Ripple annonce renforcer le processus d'amendement du XRP Ledger après qu'une faille critique a été découverte dans l'amendement Batch proposé (XLS-56), un incident qui a exposé des lacunes dans l'examen même si les sauvegardes de dernier recours du réseau ont empêché tout impact sur le mainnet.

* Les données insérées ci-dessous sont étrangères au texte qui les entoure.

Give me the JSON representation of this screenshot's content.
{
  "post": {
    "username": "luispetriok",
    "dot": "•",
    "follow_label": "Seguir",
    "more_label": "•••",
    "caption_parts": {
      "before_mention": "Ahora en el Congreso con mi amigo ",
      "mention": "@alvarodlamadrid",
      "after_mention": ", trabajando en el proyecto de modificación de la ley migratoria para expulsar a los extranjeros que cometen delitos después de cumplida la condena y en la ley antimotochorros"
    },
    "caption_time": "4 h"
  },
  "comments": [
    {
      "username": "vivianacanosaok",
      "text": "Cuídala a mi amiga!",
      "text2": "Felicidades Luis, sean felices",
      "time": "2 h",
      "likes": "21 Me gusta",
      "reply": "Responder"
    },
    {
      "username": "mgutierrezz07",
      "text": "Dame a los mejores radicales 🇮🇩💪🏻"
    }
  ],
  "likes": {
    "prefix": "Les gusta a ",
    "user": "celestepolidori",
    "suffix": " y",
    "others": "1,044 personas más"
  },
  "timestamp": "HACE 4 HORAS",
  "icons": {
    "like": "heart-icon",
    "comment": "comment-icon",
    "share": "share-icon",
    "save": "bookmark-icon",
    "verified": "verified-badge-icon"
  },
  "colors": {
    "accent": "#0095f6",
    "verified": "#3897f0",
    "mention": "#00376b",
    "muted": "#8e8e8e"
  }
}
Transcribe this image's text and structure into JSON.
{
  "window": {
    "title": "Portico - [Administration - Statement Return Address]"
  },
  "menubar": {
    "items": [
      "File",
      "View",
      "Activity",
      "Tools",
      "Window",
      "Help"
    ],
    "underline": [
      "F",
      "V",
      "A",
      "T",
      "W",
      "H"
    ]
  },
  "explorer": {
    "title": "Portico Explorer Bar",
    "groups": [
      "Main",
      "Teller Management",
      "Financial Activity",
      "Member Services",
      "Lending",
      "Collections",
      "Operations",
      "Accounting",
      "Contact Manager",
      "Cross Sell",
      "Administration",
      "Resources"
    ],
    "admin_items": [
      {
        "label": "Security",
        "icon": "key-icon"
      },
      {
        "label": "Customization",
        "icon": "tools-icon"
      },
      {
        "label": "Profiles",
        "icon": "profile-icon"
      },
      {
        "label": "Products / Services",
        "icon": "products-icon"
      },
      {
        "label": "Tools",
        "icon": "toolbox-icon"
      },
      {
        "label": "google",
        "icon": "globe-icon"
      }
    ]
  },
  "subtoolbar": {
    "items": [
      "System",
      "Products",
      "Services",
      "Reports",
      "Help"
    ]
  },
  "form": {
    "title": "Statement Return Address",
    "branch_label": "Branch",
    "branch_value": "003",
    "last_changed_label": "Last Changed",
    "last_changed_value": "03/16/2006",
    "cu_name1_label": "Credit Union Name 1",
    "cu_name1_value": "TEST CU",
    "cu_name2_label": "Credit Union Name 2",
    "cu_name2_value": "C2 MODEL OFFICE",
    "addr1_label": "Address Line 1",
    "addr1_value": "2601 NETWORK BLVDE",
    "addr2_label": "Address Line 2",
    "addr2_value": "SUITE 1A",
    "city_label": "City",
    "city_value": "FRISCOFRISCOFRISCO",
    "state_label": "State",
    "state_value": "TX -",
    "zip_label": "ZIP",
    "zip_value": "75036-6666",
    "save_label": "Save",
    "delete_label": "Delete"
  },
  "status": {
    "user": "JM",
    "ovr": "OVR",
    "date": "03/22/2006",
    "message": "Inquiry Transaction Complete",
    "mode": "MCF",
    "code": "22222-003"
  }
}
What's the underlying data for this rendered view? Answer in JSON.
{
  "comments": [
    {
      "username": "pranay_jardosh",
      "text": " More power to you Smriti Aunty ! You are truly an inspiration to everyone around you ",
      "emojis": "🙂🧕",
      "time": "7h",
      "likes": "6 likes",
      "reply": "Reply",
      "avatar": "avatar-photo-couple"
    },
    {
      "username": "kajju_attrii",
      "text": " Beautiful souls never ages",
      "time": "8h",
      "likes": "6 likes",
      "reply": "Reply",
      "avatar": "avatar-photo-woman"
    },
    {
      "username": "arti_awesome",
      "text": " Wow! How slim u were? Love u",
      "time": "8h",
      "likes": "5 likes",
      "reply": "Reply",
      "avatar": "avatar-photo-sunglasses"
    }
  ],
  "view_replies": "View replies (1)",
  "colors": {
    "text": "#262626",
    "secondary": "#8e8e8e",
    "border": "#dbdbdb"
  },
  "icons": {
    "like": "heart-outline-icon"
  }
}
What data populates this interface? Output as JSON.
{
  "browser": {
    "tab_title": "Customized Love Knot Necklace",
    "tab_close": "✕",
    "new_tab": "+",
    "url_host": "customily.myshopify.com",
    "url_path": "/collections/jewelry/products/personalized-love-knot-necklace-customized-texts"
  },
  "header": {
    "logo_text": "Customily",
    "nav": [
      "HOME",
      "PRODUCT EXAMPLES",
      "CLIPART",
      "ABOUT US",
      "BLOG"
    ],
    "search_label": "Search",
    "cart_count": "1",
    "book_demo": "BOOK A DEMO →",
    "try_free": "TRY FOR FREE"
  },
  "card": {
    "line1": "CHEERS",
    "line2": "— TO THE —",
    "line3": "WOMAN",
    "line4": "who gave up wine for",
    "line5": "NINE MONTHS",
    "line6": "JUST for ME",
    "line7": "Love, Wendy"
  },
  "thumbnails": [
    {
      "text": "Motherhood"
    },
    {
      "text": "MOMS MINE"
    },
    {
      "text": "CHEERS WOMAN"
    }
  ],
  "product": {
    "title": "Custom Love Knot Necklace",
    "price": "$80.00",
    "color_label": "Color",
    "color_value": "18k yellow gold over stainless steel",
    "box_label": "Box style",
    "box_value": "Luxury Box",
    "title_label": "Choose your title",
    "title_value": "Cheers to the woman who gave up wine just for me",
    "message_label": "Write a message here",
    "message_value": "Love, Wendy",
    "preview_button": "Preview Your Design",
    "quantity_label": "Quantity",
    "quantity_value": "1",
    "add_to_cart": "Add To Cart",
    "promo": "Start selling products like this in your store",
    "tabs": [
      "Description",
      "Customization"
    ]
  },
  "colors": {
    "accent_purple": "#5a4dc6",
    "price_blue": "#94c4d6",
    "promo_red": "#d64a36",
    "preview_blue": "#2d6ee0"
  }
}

Dans un post sur X, le responsable de l'ingénierie de RippleX, J. Ayo Akinyele, a déclaré que le bogue avait été identifié la semaine dernière par Cantina AI, signalé de manière responsable et rapidement validé comme critique. Le problème n'est jamais devenu exploitable sur le mainnet car l'amendement n'avait pas encore été activé, et un correctif a été publié pour désactiver à la fois Batch et l'amendement de correctif associé pendant qu'une remédiation plus large est examinée.
Ripple Répond au Bogue Critique
Akinyele n'a pas tenté de minimiser l'importance de cette défaillance. « L'amendement Batch a progressé plus qu'il n'aurait dû », a-t-il écrit. « En tant que participants actifs au cycle de vie des amendements, nous partageons la responsabilité de garantir que les examens, les signalements et les sauvegardes d'activation répondent aux normes les plus élevées. Dans ce cas, nous devons faire mieux. »
Dans le même temps, Ripple présente cet épisode comme un échec de l'examen en phase initiale plutôt que du modèle de gouvernance du XRPL lui-même. Akinyele a déclaré que « le processus d'amendement a fonctionné comme prévu », notant que le verrous d'activation ont empêché tout dommage au mainnet et que la voie de divulgation du programme de bug bounty a fonctionné comme prévu. Mais il a ajouté un avertissement plus sévère : « Ces sauvegardes sont importantes, mais elles devraient servir de dernière ligne de défense, et non de principale. »
Cette distinction traverse le reste de la réponse de Ripple. Plutôt que de suggérer un contrôle centralisé plus strict, Akinyele a soutenu que la sécurité des amendements sur le XRPL doit rester distribuée entre les contributeurs principaux, les validateurs, la XRPL Foundation et les chercheurs externes. « Aucune entité unique ne contrôle l'activation. Aucune entité unique ne porte le risque de manière isolée », a-t-il écrit, décrivant cette structure comme une conséquence de la décentralisation et une force, à condition qu'elle soit assortie de défenses en couches et d'une meilleure coordination.
Les correctifs proposés par Ripple sont larges. Akinyele a déclaré que les futures versions introduisant des fonctionnalités présentant un « risque théorique de perturbation » passeront par plusieurs audits indépendants auprès de sociétés de sécurité réputées, en coordination avec la XRPL Foundation. L'idée est simple : différentes équipes détectent différentes classes de problèmes, et la redondance réduit les angles morts lorsque le code touche à des comportements critiques pour le consensus.
La société prévoit également d'étendre le programme de bug bounty et de formaliser des campagnes de tests adversariaux avant l'activation. Akinyele a pointé des initiatives comme le Lending attackathon et un hackathon sponsorisé par UBRI comme modèles pour cette approche, affirmant qu'inciter les attaquants white-hat avant le lancement est bien moins coûteux que de réagir après coup. Il a ajouté que les leçons de l'incident Batch ont déjà affecté d'autres éléments de la feuille de route, disant que Ripple a « délibérément retardé le lending » pour permettre plus d'examen, de tests et de scrutiny avant de se diriger vers l'activation.
Une partie de cette prochaine phase s'appuiera plus lourdement sur l'IA. Akinyele a déclaré que Ripple intègre la revue de code assistée par IA, la découverte automatisée d'invariants, le fuzzing agentique et des scénarios d'attaque simulés dans son cycle de développement logiciel. « L'IA ne remplace pas les ingénieurs C++ experts, mais elle les augmente », a-t-il écrit, surtout lorsque « des interactions logiques subtiles à des points critiques peuvent créer un risque démesuré. »
À plus long terme, Ripple déclare vouloir que la vérification formelle devienne la norme pour les composants à haut risque du ledger. Cela inclut la modélisation du comportement des amendements avant activation, la preuve des propriétés de sécurité pour les composants critiques et l'intégration de méthodes formelles de la spécification XLS jusqu'à l'implémentation et aux tests. L'objectif plus large, a déclaré Akinyele, est une assurance de bout en bout que le code de l'amendement est non seulement fonctionnellement correct mais aussi aligné sur des propriétés de sécurité et de sûreté définies.
Au moment de la rédaction, le XRP s'échangeait à 1,3698 $.